Intelligence is maybe a few months behind. But cost sadly is further behind. GLM-5.2 has a deceptively high cost during day-to-day usage for e.g. coding because 1) it has to think a ton more than GPT-5.5/Opus-4.8 to get to competitive results; 2) many providers are still figuring out caching; and 3) API pricing for Codex/Claude can be as high as 40x more than subscription pricing, which distorts the market.
For that matter, the new models are shit. If I’m using Opus 4.6 anyway to get anything actually done, then great, we’re actually entirely caught up then.
> I think it's interesting that people write off open weight models because they're "a few months behind" proprietary models.
The really interesting thing is that it's typically those very same accounts who were explaining, a few months ago, that thanks to their commercial model they were gaining so much time and producing so much fantastic code.
A few months passes and suddenly the open-source model have caught up with the models that were gaining them so much time and that produced amazing code (in production everywhere for sure btw) but... It's impossible to work with these models.
Rinse and repeat.
The current models, according to them, are basically AGI and they can go fishing while paid subscriptions solve the world's problems.
But when it six months there shall be new closed, pricey, models and when the open ones shall have reach the level of Fable, we'll hear how it's impossible to work in late 2026 on a model that is "only at the level of Fable".
These people should have been snake-oil salesmen (and it could be what they actually are).
My most charitable interpretation that there's some honeymoon effect for each release, and people genuinely feel very productive and useful for 2-3 months. By the time the next big model release happens they've seen some issues or run into something that makes them feel like the new model will fix all that and improve their flow so much, etc.
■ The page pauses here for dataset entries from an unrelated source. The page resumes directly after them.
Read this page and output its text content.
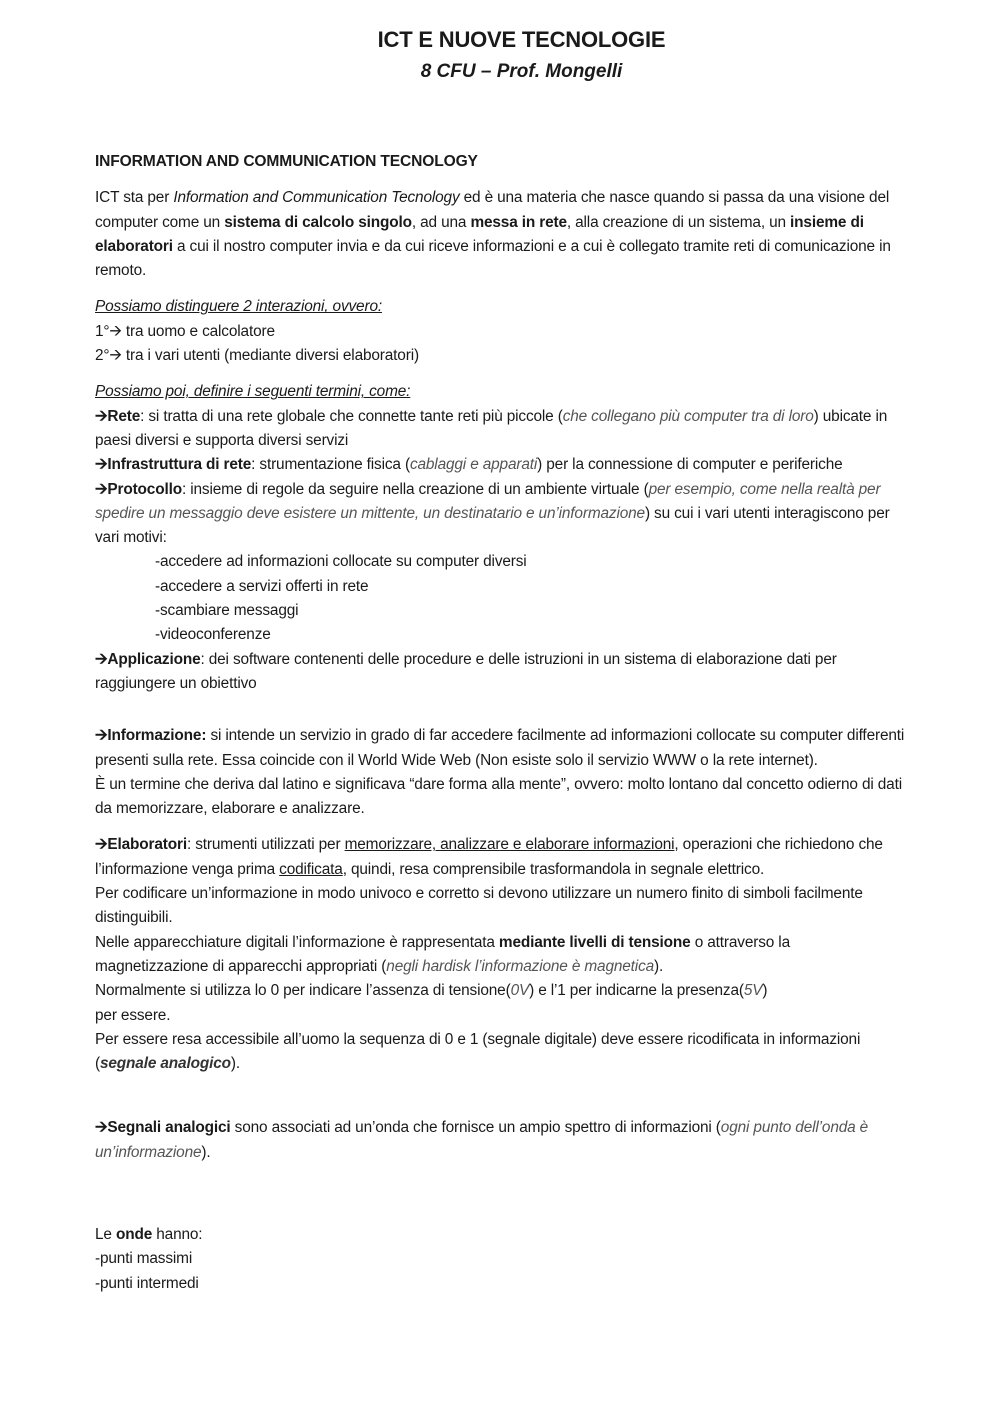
ICT E NUOVE TECNOLOGIE
8 CFU – Prof. Mongelli

INFORMATION AND COMMUNICATION TECNOLOGY

ICT sta per Information and Communication Tecnology ed è una materia che nasce quando si passa da una visione del computer come un sistema di calcolo singolo, ad una messa in rete, alla creazione di un sistema, un insieme di elaboratori a cui il nostro computer invia e da cui riceve informazioni e a cui è collegato tramite reti di comunicazione in remoto.

Possiamo distinguere 2 interazioni, ovvero:

1°🡪 tra uomo e calcolatore

2°🡪 tra i vari utenti (mediante diversi elaboratori)

Possiamo poi, definire i seguenti termini, come:

🡪Rete: si tratta di una rete globale che connette tante reti più piccole (che collegano più computer tra di loro) ubicate in paesi diversi e supporta diversi servizi

🡪Infrastruttura di rete: strumentazione fisica (cablaggi e apparati) per la connessione di computer e periferiche

🡪Protocollo: insieme di regole da seguire nella creazione di un ambiente virtuale (per esempio, come nella realtà per spedire un messaggio deve esistere un mittente, un destinatario e un’informazione) su cui i vari utenti interagiscono per vari motivi:

-accedere ad informazioni collocate su computer diversi

-accedere a servizi offerti in rete

-scambiare messaggi

-videoconferenze

🡪Applicazione: dei software contenenti delle procedure e delle istruzioni in un sistema di elaborazione dati per raggiungere un obiettivo

🡪Informazione: si intende un servizio in grado di far accedere facilmente ad informazioni collocate su computer differenti presenti sulla rete. Essa coincide con il World Wide Web (Non esiste solo il servizio WWW o la rete internet).

È un termine che deriva dal latino e significava “dare forma alla mente”, ovvero: molto lontano dal concetto odierno di dati da memorizzare, elaborare e analizzare.

🡪Elaboratori: strumenti utilizzati per memorizzare, analizzare e elaborare informazioni, operazioni che richiedono che l’informazione venga prima codificata, quindi, resa comprensibile trasformandola in segnale elettrico.

Per codificare un’informazione in modo univoco e corretto si devono utilizzare un numero finito di simboli facilmente distinguibili.

Nelle apparecchiature digitali l’informazione è rappresentata mediante livelli di tensione o attraverso la magnetizzazione di apparecchi appropriati (negli hardisk l’informazione è magnetica).

Normalmente si utilizza lo 0 per indicare l’assenza di tensione(0V) e l’1 per indicarne la presenza(5V)

per essere.

Per essere resa accessibile all’uomo la sequenza di 0 e 1 (segnale digitale) deve essere ricodificata in informazioni (segnale analogico).

🡪Segnali analogici sono associati ad un’onda che fornisce un ampio spettro di informazioni (ogni punto dell’onda è un’informazione).

Le onde hanno:

-punti massimi

-punti intermedi
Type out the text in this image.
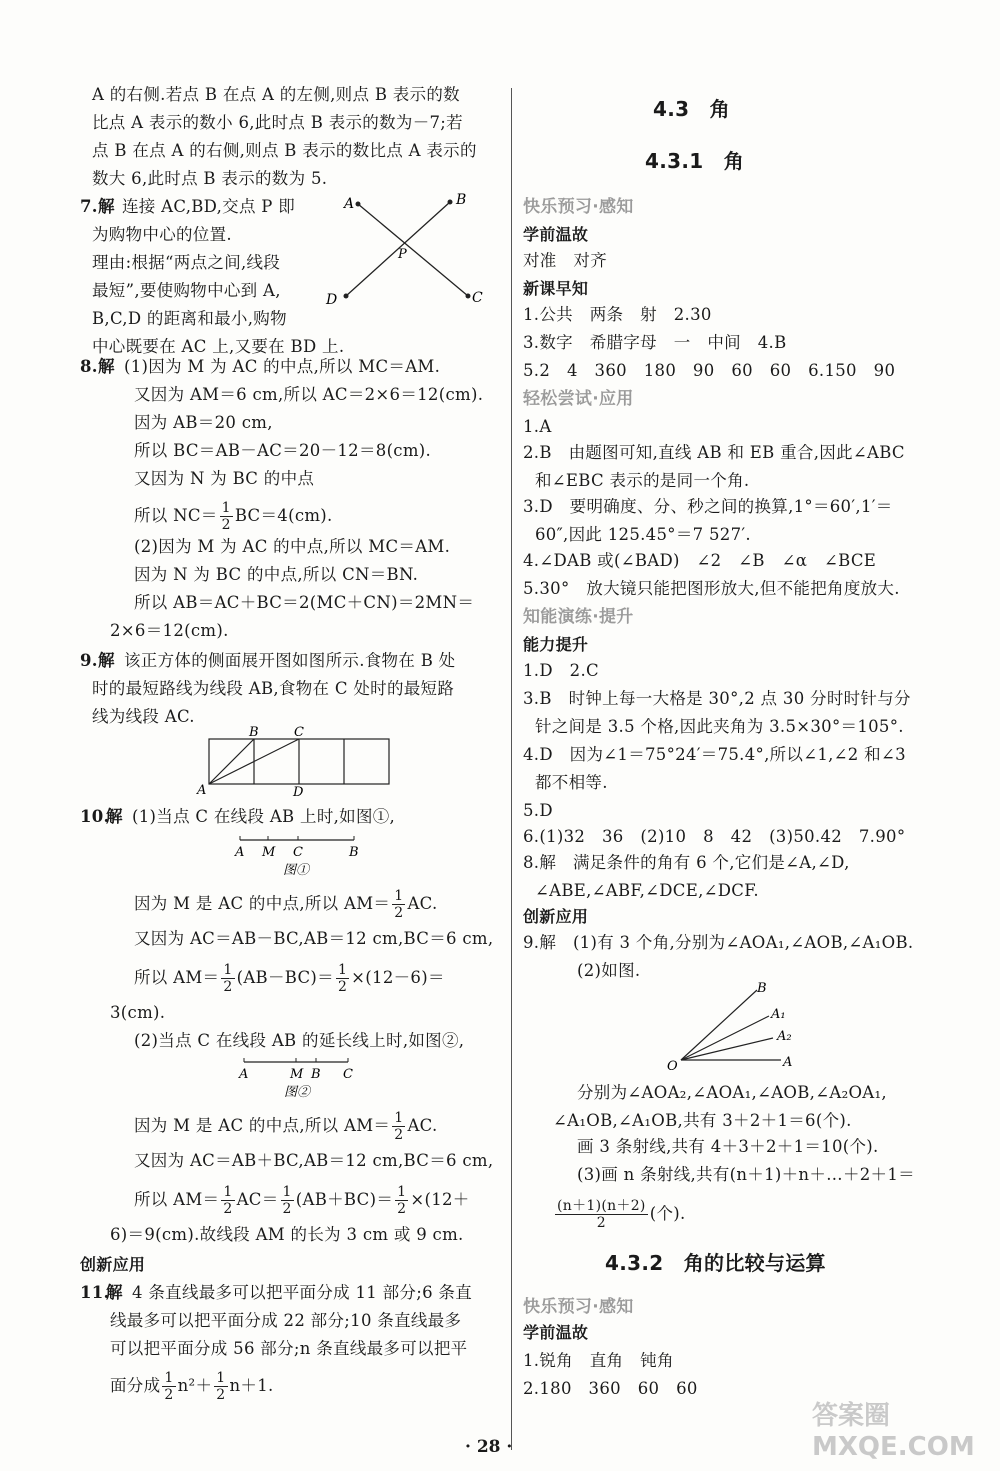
A 的右侧.若点 B 在点 A 的左侧,则点 B 表示的数
比点 A 表示的数小 6,此时点 B 表示的数为－7;若
点 B 在点 A 的右侧,则点 B 表示的数比点 A 表示的
数大 6,此时点 B 表示的数为 5.
7. 解 连接 AC,BD,交点 P 即
为购物中心的位置.
理由:根据“两点之间,线段
最短”,要使购物中心到 A,
B,C,D 的距离和最小,购物
中心既要在 AC 上,又要在 BD 上.
A	B
C
D
P
8. 解 (1)因为 M 为 AC 的中点,所以 MC＝AM.
又因为 AM＝6 cm,所以 AC＝2×6＝12(cm).
因为 AB＝20 cm,
所以 BC＝AB－AC＝20－12＝8(cm).
又因为 N 为 BC 的中点
所以 $NC= \frac{1}{2} BC=4(cm)$.
(2)因为 M 为 AC 的中点,所以 MC＝AM.
因为 N 为 BC 的中点,所以 CN＝BN.
所以 AB＝AC＋BC＝2(MC＋CN)＝2MN＝
2×6＝12(cm).
9. 解 该正方体的侧面展开图如图所示.食物在 B 处
时的最短路线为线段 AB,食物在 C 处时的最短路
线为线段 AC.
B	C
A	D
10.
解 (1)当点 C 在线段 AB 上时,如图①,
A M C	B
图①
因为 M 是 AC 的中点,所以 $AM= \frac{1}{2}$ AC.
又因为 AC＝AB－BC,AB＝12 cm,BC＝6 cm,
所以 $AM= \frac{1}{2} (AB-BC)= \frac{1}{2} \times(12-6)=$
3(cm).
(2)当点 C 在线段 AB 的延长线上时,如图②,
A	M B C
图②
因为 M 是 AC 的中点,所以 $AM= \frac{1}{2}$ AC.
又因为 AC＝AB＋BC,AB＝12 cm,BC＝6 cm,
所以 $AM= \frac{1}{2} AC= \frac{1}{2} (AB+BC)= \frac{1}{2} \times(12+$
6)＝9(cm).故线段 AM 的长为 3 cm 或 9 cm.
创新应用
11.
解 4 条直线最多可以把平面分成 11 部分;6 条直
线最多可以把平面分成 22 部分;10 条直线最多
可以把平面分成 56 部分;n 条直线最多可以把平
面分成 $\frac{1}{2} n^2+ \frac{1}{2} n+1$.
4.3　角
4.3.1　角
快乐预习·感知
学前温故
对准　对齐
新课早知
1.公共　两条　射　2.30
3.数字　希腊字母　一　中间　4.B
5.2　4　360　180　90　60　60　6.150　90
轻松尝试·应用
1.A
2.B　由题图可知,直线 AB 和 EB 重合,因此∠ABC
和∠EBC 表示的是同一个角.
3.D　要明确度、分、秒之间的换算,1°＝60′,1′＝
60″,因此 125.45°＝7 527′.
4.∠DAB 或(∠BAD)　∠2　∠B　∠α　∠BCE
5.30°　放大镜只能把图形放大,但不能把角度放大.
知能演练·提升
能力提升
1.D　2.C
3.B　时钟上每一大格是 30°,2 点 30 分时时针与分
针之间是 3.5 个格,因此夹角为 3.5×30°＝105°.
4.D　因为∠1＝75°24′＝75.4°,所以∠1,∠2 和∠3
都不相等.
5.D
6.(1)32　36　(2)10　8　42　(3)50.42　7.90°
8.解　满足条件的角有 6 个,它们是∠A,∠D,
∠ABE,∠ABF,∠DCE,∠DCF.
创新应用
9.解　(1)有 3 个角,分别为∠AOA₁,∠AOB,∠A₁OB.
(2)如图.
O
B
A₁
A₂
A
分别为∠AOA₂,∠AOA₁,∠AOB,∠A₂OA₁,
∠A₁OB,∠A₁OB,共有 3＋2＋1＝6(个).
画 3 条射线,共有 4＋3＋2＋1＝10(个).
(3)画 n 条射线,共有(n＋1)＋n＋…＋2＋1＝
$\frac{(n+1)(n+2)}{2}$ (个).
4.3.2　角的比较与运算
快乐预习·感知
学前温故
1.锐角　直角　钝角
2.180　360　60　60
· 28 ·
答案圈 MXQE.COM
Not unusual in the tech space, but this has been basically constantly happening for two years now? I can't imagine the improvements are more than incremental at this point.
They are generally referred to as the Kool-Aid drinkers. There's always something holding them back from open models. It's no different than the argument in the article. I've been daily driving Linux for well over 20 years at this point and while things have gotten easier they haven't gotten that much easier. There's always been a distro that's focused on new users or ease of use. I used to take for granted the Linux distro ecosystem but now worry how Microsoft, Apple and others will continue to try and legislate compute into a corner. I can appreciate good engineering, but when I look at OS X and Windows they're both failing end users in different ways.
Just like the OS ecosystem I think we'll see a similar trajectory with OAI, Anthropic and Google but on a much accelerated time scale. I think the lobbying has begun to lock in their fate for revenue - because none of them give a shit about their users. I do hope, however, that Anthropic continues to over rotate and continue to gimp their models into uselessness. I just asked Opus 4.8 the other day to look at some code as an adversary and summarize areas that should be addressed. Nothing specific and it shut down the conversation. However starting a new prompt and prodding the model from a different angle yielded the results I asked for directly. Pick a lane. Or, don't and continue to lose industry respect and consideration.
Even just one of the smaller models is good enough for the grunt work I use them for 90% of the time. Currently doing most of my home hobby projects with OpenCode Go and Qwen 3.7 Plus, it's not great at diagnosing issues in the code, but if I can clearly articulate a test suite or boilerplate refactoring it works fine.
The headline says one thing, then the article text says this:
> I’m hoping it’s going to be minimal.
I have multiple subscriptions and I pay per token to try out different LLM providers through OpenRouter. I also run open weight models locally.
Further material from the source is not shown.